Pros and cons of electrical actuators
As we’ve seen from the discussions of the different actuators, each actuator type has a unique set of advantages and disadvantages. Looking at electrical actuators as a whole, however, reveals that there also certain tradeoffs to their benefits:
Suitable for PLC integration
The reliance on electrical signals makes electrical actuators a perfectly suitable component of a PLC system. Through its various I/O modules, a PLC communicates with its several external components via electrical signals. Any feedback signals are then transmitted back to the PLC and processed through a pre-programmed algorithm. This is instrumental for ensuring that valves are opened and closed as desired and that the target flow rates are achieved.
Scalable and versatile
For both solenoid and electric motor actuators, the current supply can be varied to control the speed at which the mechanical shafts move. This means that an actuator’s parameters can be adjusted to influence valve behavior as needed. It also means that a single actuator can be installed to several different valves, should it be necessary when conducting an overhaul of the existing process.
Can be reprogrammed easily
Integration into a PLC system means that the behavior of an electrical actuator can be changed by changing its I/O module or making changes to the PLC’s programming code. This is crucial for industries that require frequent tweaking of process parameters and helps the PLC system attain the level of versatility for which they are known for.
Not suitable for all environments
The reliance on electrical systems, wires, and conductors necessarily means that electrical actuators are not suitable for environmental conditions. Exposure of these components to extreme temperature or humidity may result in rapid deterioration and more frequent repair and maintenance. For these harsh conditions, actuators that rely purely on pneumatics or hydraulics may be more appropriate.
Shifting from mostly manual process flow to pure automation is a huge endeavor, both in terms of effort and financial expenses. The contribution of actuators is a huge cost driver, especially because a 1:1 relationship needs to exist between each valve and each actuator. Installation of the actuators, the wiring, and the corresponding PLC system will take a lot of time and expert services.

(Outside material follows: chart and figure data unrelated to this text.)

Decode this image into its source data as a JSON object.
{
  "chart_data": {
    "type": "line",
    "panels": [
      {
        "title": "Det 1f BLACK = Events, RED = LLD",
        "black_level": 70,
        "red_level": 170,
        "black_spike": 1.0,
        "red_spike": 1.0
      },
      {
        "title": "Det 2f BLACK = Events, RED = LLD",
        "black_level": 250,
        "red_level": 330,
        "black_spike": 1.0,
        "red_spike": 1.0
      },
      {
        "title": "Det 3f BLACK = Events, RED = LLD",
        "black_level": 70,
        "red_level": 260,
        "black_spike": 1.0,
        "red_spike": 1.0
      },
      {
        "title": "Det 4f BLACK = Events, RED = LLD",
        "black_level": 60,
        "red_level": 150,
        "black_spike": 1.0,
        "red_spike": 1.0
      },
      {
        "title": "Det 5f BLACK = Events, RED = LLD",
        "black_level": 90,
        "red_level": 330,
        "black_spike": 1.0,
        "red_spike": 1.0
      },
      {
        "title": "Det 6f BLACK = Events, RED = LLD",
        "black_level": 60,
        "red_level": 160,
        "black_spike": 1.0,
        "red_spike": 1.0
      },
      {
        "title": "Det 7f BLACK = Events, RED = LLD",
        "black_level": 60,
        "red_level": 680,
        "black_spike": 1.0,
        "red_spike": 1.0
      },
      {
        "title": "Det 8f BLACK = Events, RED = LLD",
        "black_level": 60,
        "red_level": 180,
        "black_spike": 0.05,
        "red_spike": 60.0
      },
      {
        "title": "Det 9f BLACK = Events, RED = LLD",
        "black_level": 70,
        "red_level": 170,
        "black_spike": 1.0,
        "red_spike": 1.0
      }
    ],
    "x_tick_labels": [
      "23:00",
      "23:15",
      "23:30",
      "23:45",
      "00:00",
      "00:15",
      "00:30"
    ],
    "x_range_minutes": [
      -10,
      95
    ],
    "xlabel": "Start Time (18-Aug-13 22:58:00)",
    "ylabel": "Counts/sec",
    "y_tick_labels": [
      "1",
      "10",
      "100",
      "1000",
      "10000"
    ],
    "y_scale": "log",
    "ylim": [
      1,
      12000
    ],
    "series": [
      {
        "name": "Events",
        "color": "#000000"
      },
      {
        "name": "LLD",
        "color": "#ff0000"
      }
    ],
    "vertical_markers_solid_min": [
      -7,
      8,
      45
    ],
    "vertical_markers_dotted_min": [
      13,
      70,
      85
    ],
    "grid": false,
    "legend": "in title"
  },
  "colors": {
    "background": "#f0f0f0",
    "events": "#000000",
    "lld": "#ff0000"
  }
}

Electrical actuators are an essential part of any automated industrial process. If the PLC acts as the brain of the system, think of the electrical actuators as its many hands and feet. In fact, this is the perfect analogy because a system’s PLC also received feedback signals from the actuators to check if they are working as intended.
To put it briefly, electrical actuators convert electrical input into mechanical motion. As we’ve described here, there are a few different mechanisms for achieving this, not all of them using electricity in a very direct way. However, all these different types of electrical actuators are valuable as illustrated by their widespread use across several industries.